Ergonomie Cognitive : synthèse bibliographique

Charge de travail mental et estimations de durées

Le confort, la satisfaction, l’efficacité et la sécurité sur le lieu de travail sont les buts les plus importants de l’ergonomie. A la recherche d’un niveau toujours plus élevé de ces objectifs, l’un des points clefs de la recherche et du développement des interfaces Homme-Machine (IHM) est l’évaluation de la charge de travail mental.
La charge de travail mental peut être définie comme la différence entre les exigences cognitives de la tâche ou du travail spécifique et les ressources attentionnelles de l’opérateur.

Par cette présentation, notre objectif est de faire un tour d’horizon des recherches réalisées pour répondre à ces questions. Nous décrivons les différentes méthodes utilisées pour mesurer la charge de travail mental ainsi que les divers résultats obtenus.

Parmi les différentes méthodes d‘évaluations subjectives de la charge de travail qui sont utilisées dans ces études, il ressort que le NASA-TLX (technique de mesure subjective de la charge de travail) est un outil pratique à appliquer dans des situations opérationnelles d’évaluation de la charge de travail.

MIYAKE (2001) va plus loin en établissant sur la base des sous-échelles du NASA-TLX un test qui semble être utile pour évaluer la charge de stress au travail (ISO, 1991) au cours de tâches de performances. Sa méthode permettrait d’intégrer aussi bien les données objectives (physiologiques) que les données subjectives, même si plus d’expérimentations sont nécessaires pour valider cette technique.

Enfin, l’étude de MEYER (1990), concernant les messages d’attentes affichés sur les écrans d’ordinateur, peut être considérée comme une référence pour les concepteurs de logiciels dans la prise en compte des besoins de l’utilisateur.

Abstract du mémoire de DEA

Lexique verbal : acquisition et jugements d’intentionnalité d’actions

Nous avons observé les performances de 176 enfants tout venant âgés de cinq à huit ans dans trois épreuves impliquant des représentations de verbes intentionnels et non-intentionnels :

  • une tâche de nomination d’images d’action impliquant la production des verbes,
  • une tâche de désignation d’images d’action impliquant la compréhension des verbes,
  • une tâche de justification d’actions impliquant d’appréhender la dsitinction entre “vouloir faire” et “pouvoir faire”.

Cette étude visait à étudier l’acquisition du lexique verbal dans ses relations avec la construction d’un théorie de l’action.
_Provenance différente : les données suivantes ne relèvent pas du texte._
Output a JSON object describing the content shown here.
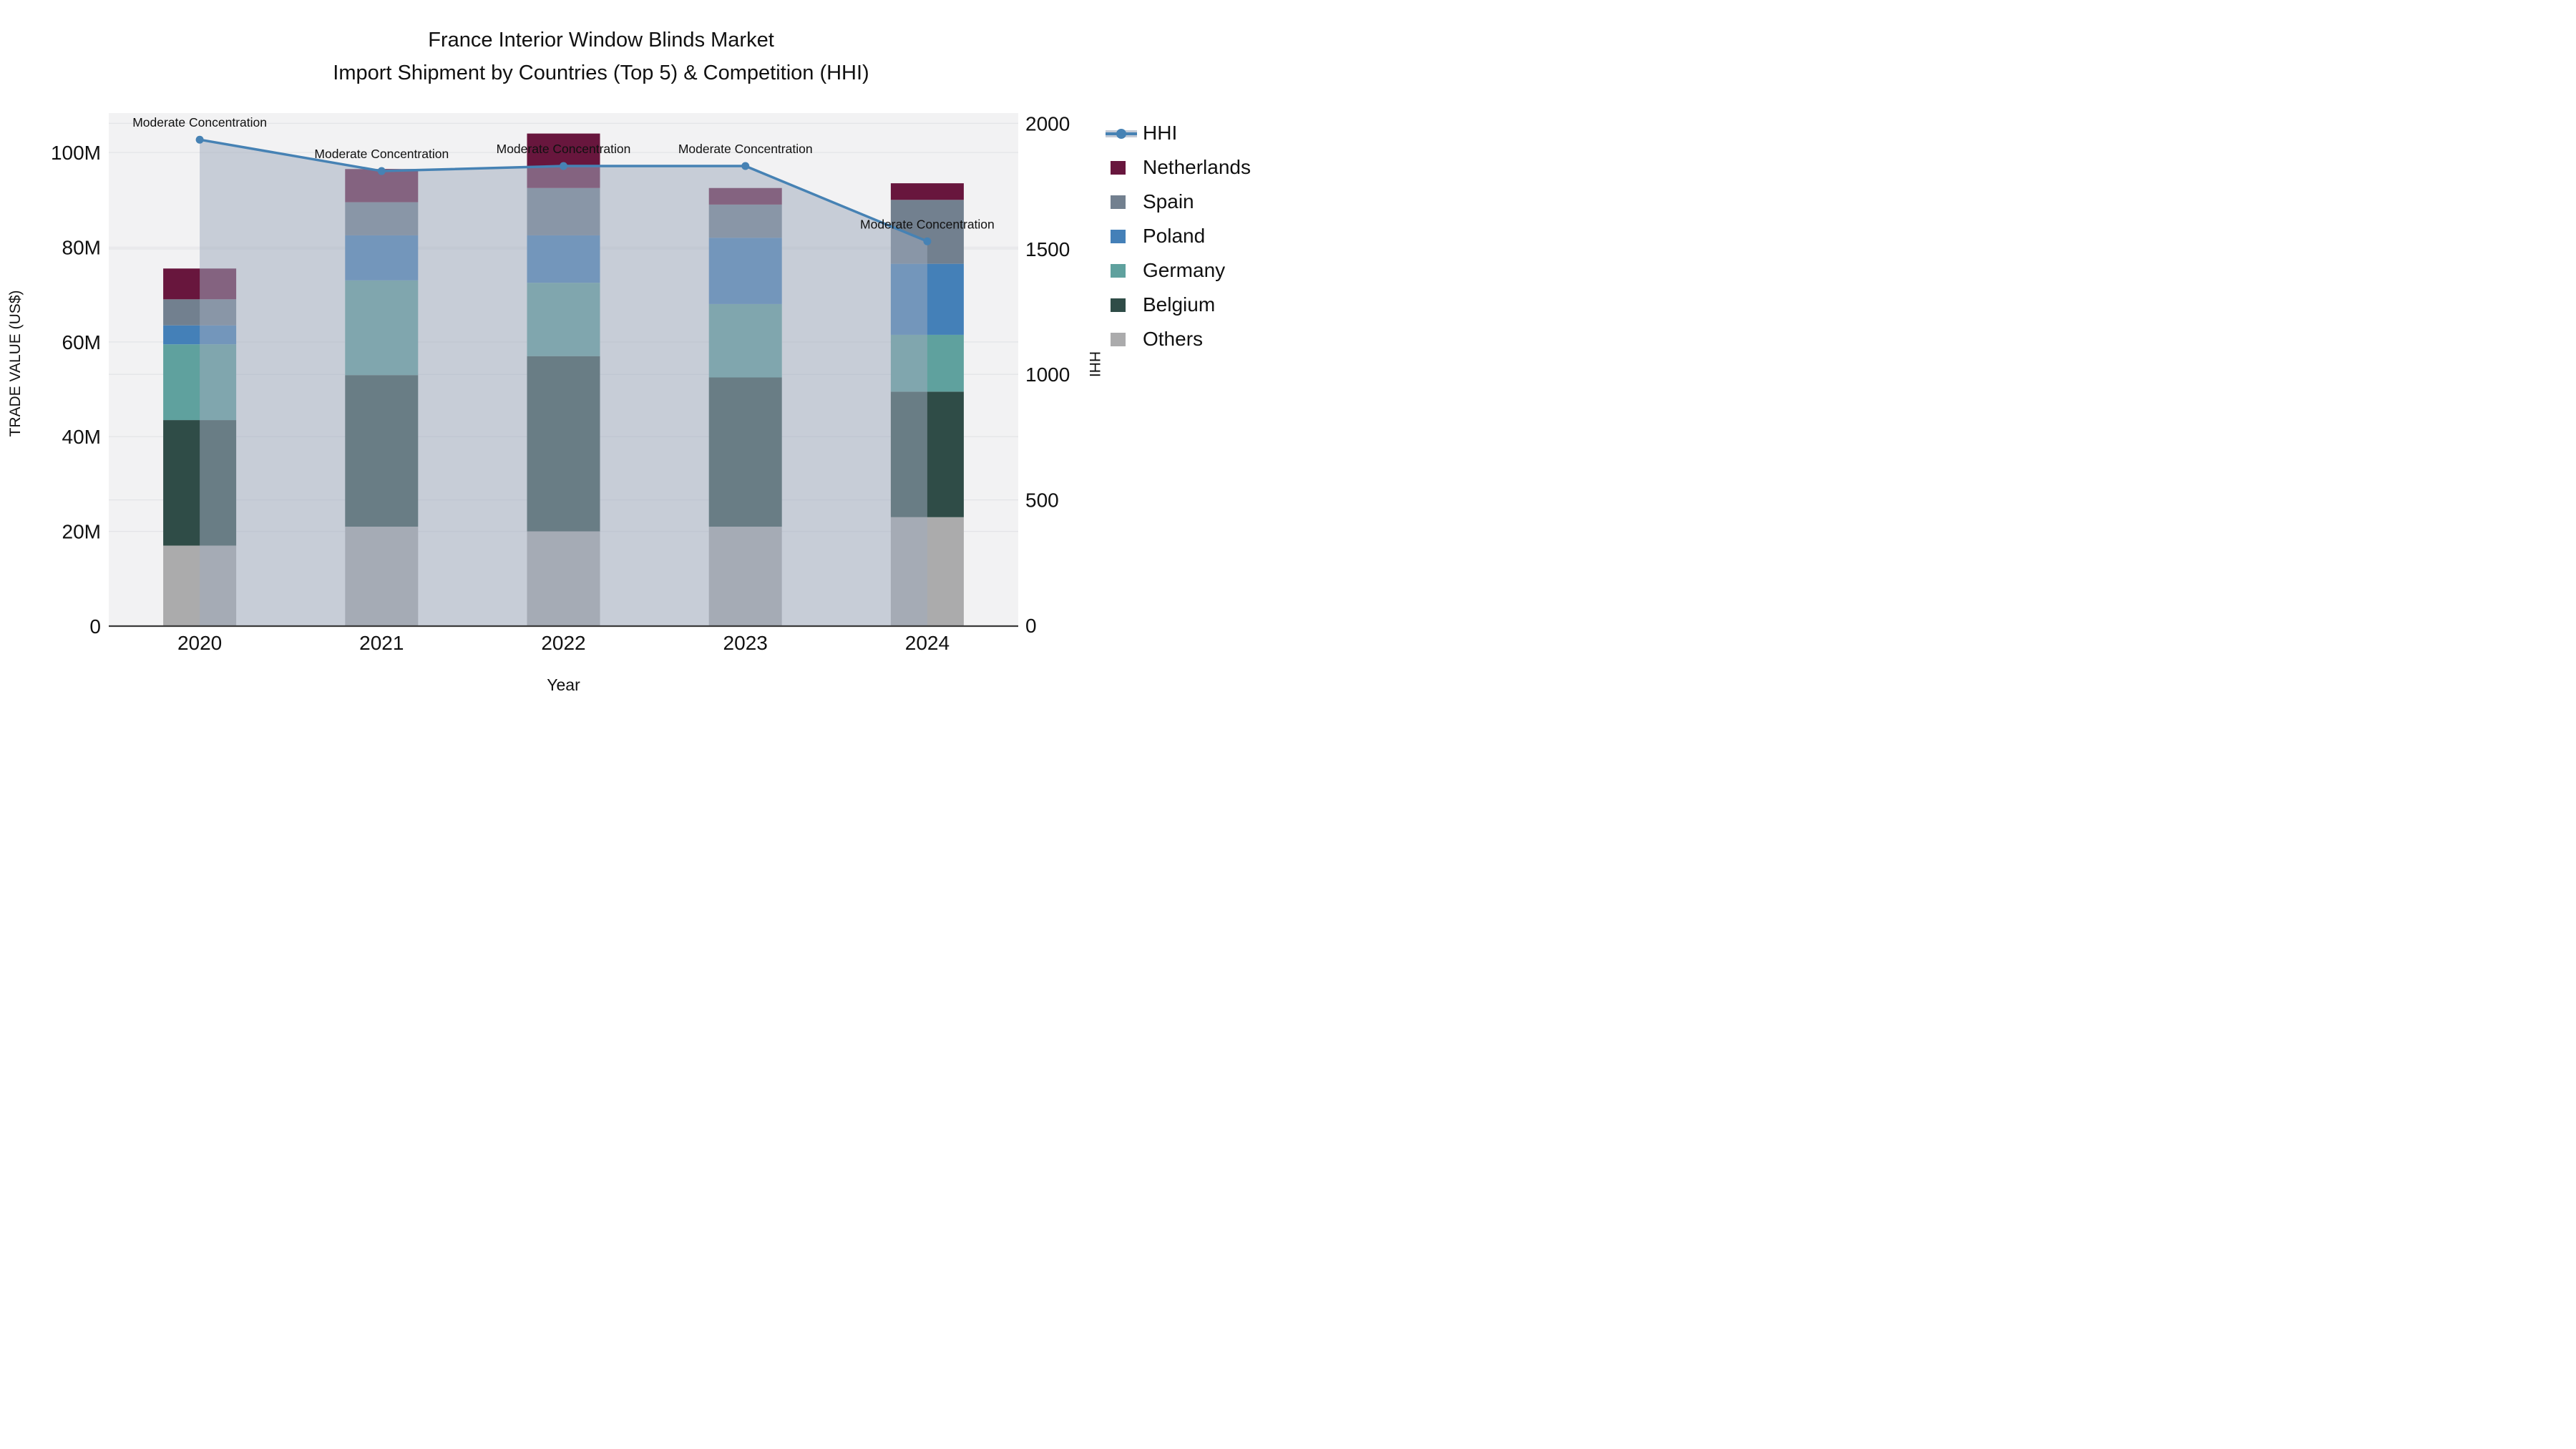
{
  "title": {
    "line1": "France Interior Window Blinds Market",
    "line2": "Import Shipment by Countries (Top 5) & Competition (HHI)"
  },
  "axes": {
    "x_title": "Year",
    "y_left_title": "TRADE VALUE (US$)",
    "y_right_title": "HHI",
    "x_ticks": [
      "2020",
      "2021",
      "2022",
      "2023",
      "2024"
    ],
    "y_left_ticks": [
      {
        "value": 0,
        "label": "0"
      },
      {
        "value": 20,
        "label": "20M"
      },
      {
        "value": 40,
        "label": "40M"
      },
      {
        "value": 60,
        "label": "60M"
      },
      {
        "value": 80,
        "label": "80M"
      },
      {
        "value": 100,
        "label": "100M"
      }
    ],
    "y_right_ticks": [
      {
        "value": 0,
        "label": "0"
      },
      {
        "value": 500,
        "label": "500"
      },
      {
        "value": 1000,
        "label": "1000"
      },
      {
        "value": 1500,
        "label": "1500"
      },
      {
        "value": 2000,
        "label": "2000"
      }
    ]
  },
  "legend": {
    "items": [
      {
        "label": "HHI",
        "type": "line",
        "color": "#4682B4"
      },
      {
        "label": "Netherlands",
        "type": "square",
        "color": "#68163D"
      },
      {
        "label": "Spain",
        "type": "square",
        "color": "#72808F"
      },
      {
        "label": "Poland",
        "type": "square",
        "color": "#4480B8"
      },
      {
        "label": "Germany",
        "type": "square",
        "color": "#5FA19E"
      },
      {
        "label": "Belgium",
        "type": "square",
        "color": "#2F4C47"
      },
      {
        "label": "Others",
        "type": "square",
        "color": "#ABABAC"
      }
    ]
  },
  "chart_data": {
    "type": "bar",
    "stacked": true,
    "units": "millions US$",
    "categories": [
      "2020",
      "2021",
      "2022",
      "2023",
      "2024"
    ],
    "series": [
      {
        "name": "Others",
        "color": "#ABABAC",
        "values": [
          17,
          21,
          20,
          21,
          23
        ]
      },
      {
        "name": "Belgium",
        "color": "#2F4C47",
        "values": [
          26.5,
          32,
          37,
          31.5,
          26.5
        ]
      },
      {
        "name": "Germany",
        "color": "#5FA19E",
        "values": [
          16,
          20,
          15.5,
          15.5,
          12
        ]
      },
      {
        "name": "Poland",
        "color": "#4480B8",
        "values": [
          4,
          9.5,
          10,
          14,
          15
        ]
      },
      {
        "name": "Spain",
        "color": "#72808F",
        "values": [
          5.5,
          7,
          10,
          7,
          13.5
        ]
      },
      {
        "name": "Netherlands",
        "color": "#68163D",
        "values": [
          6.5,
          7,
          11.5,
          3.5,
          3.5
        ]
      }
    ],
    "stack_totals": [
      75.5,
      96.5,
      104,
      92.5,
      93.5
    ],
    "line_series": {
      "name": "HHI",
      "axis": "right",
      "color": "#4682B4",
      "area_color": "rgba(160,170,190,0.52)",
      "values": [
        1935,
        1810,
        1830,
        1830,
        1530
      ]
    },
    "annotations": [
      {
        "x": "2020",
        "text": "Moderate Concentration"
      },
      {
        "x": "2021",
        "text": "Moderate Concentration"
      },
      {
        "x": "2022",
        "text": "Moderate Concentration"
      },
      {
        "x": "2023",
        "text": "Moderate Concentration"
      },
      {
        "x": "2024",
        "text": "Moderate Concentration"
      }
    ],
    "xlabel": "Year",
    "ylabel_left": "TRADE VALUE (US$)",
    "ylabel_right": "HHI",
    "ylim_left": [
      0,
      108
    ],
    "ylim_right": [
      0,
      2040
    ],
    "grid": true,
    "legend_position": "right"
  }
}
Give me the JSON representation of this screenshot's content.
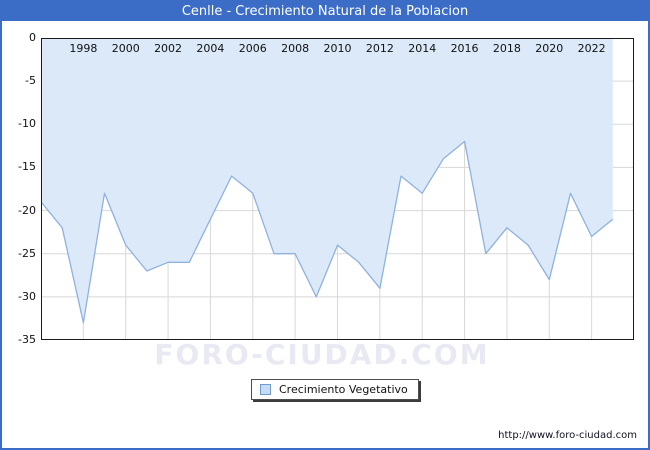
{
  "window": {
    "title": "Cenlle - Crecimiento Natural de la Poblacion"
  },
  "legend": {
    "label": "Crecimiento Vegetativo"
  },
  "watermark": "FORO-CIUDAD.COM",
  "footer": {
    "url": "http://www.foro-ciudad.com"
  },
  "colors": {
    "titlebar": "#3b6dc7",
    "frame_border": "#3b6dc7",
    "area_fill": "#dbe9f9",
    "line": "#8fb2de",
    "gridline": "#d8d8d8",
    "plot_border": "#1b1b1b",
    "watermark": "#e9e9f3"
  },
  "chart_data": {
    "type": "area",
    "title": "Cenlle - Crecimiento Natural de la Poblacion",
    "xlabel": "",
    "ylabel": "",
    "xlim": [
      1996,
      2024
    ],
    "ylim": [
      -35,
      0
    ],
    "grid": true,
    "legend_position": "bottom-center",
    "x_ticks": [
      1998,
      2000,
      2002,
      2004,
      2006,
      2008,
      2010,
      2012,
      2014,
      2016,
      2018,
      2020,
      2022
    ],
    "y_ticks": [
      0,
      -5,
      -10,
      -15,
      -20,
      -25,
      -30,
      -35
    ],
    "series": [
      {
        "name": "Crecimiento Vegetativo",
        "x": [
          1996,
          1997,
          1998,
          1999,
          2000,
          2001,
          2002,
          2003,
          2004,
          2005,
          2006,
          2007,
          2008,
          2009,
          2010,
          2011,
          2012,
          2013,
          2014,
          2015,
          2016,
          2017,
          2018,
          2019,
          2020,
          2021,
          2022,
          2023
        ],
        "values": [
          -19,
          -22,
          -33,
          -18,
          -24,
          -27,
          -26,
          -26,
          -21,
          -16,
          -18,
          -25,
          -25,
          -30,
          -24,
          -26,
          -29,
          -16,
          -18,
          -14,
          -12,
          -25,
          -22,
          -24,
          -28,
          -18,
          -23,
          -21
        ]
      }
    ]
  }
}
Cette théorie permet de distinguer l’intentionnalité de résultat de l’intentionnalité en action BRADMETZ & AMIOTTE-SUCHET (2001); DENNETT (1987) & SEARLE (1983).

Nos résultats confirment que les enfants de sept/huit ans présentent un développement plus avancé de leur lexique verbal, tant en compréhension qu’en production, et saisissent mieux la distinction entre intention de résultat et intention en action que les enfants de cinq/six ans.

Ceci nous amène à envisager de poursuivre l’étude du développement du lexique verbal et de la construction d’une théorie de l’action pour d’autres items verbaux et en utilisant d’autres techniques d’approche.

Abstract du mémoire de maîtrise

Histoires en images: mise en ordre et narration

Nous avons observé les performances de 89 enfants tout venant âgés de trois à six ans et demi dans trois épreuves :

  • une tâche de nomination d’images impliquant la production de verbes,
  • une tâche de mise en ordre d’histoires en quatre images
  • une tâche de narration de ces histoires.

Cette étude visait à constituer un groupe de contrôle dans une perspective à long terme de comparer les performances des enfants tout venant à celles d’enfants atteints d’un syndrome de Williams et de déficit sémantique pragmatique.

Pour les épreuves comparables à celles étudiées par BARON-COHEN, LESLIE & FRITH (1986), à savoir : la mise en ordre et la narration, nos résultats ne concordent guère avec ceux obtenus par ces auteurs chez les enfants tout venant.
Ceci nous amène à envisager de poursuivre l’étude du développement de la théorie de l’esprit et de la production de verbes (y compris les verbes d’états mentaux) chez les enfants tout venant d’âge préscolaire plutôt que de réaliser la comparaison avec les enfants atteints d’un syndrome de Williams et de déficit sémantique pragmatique.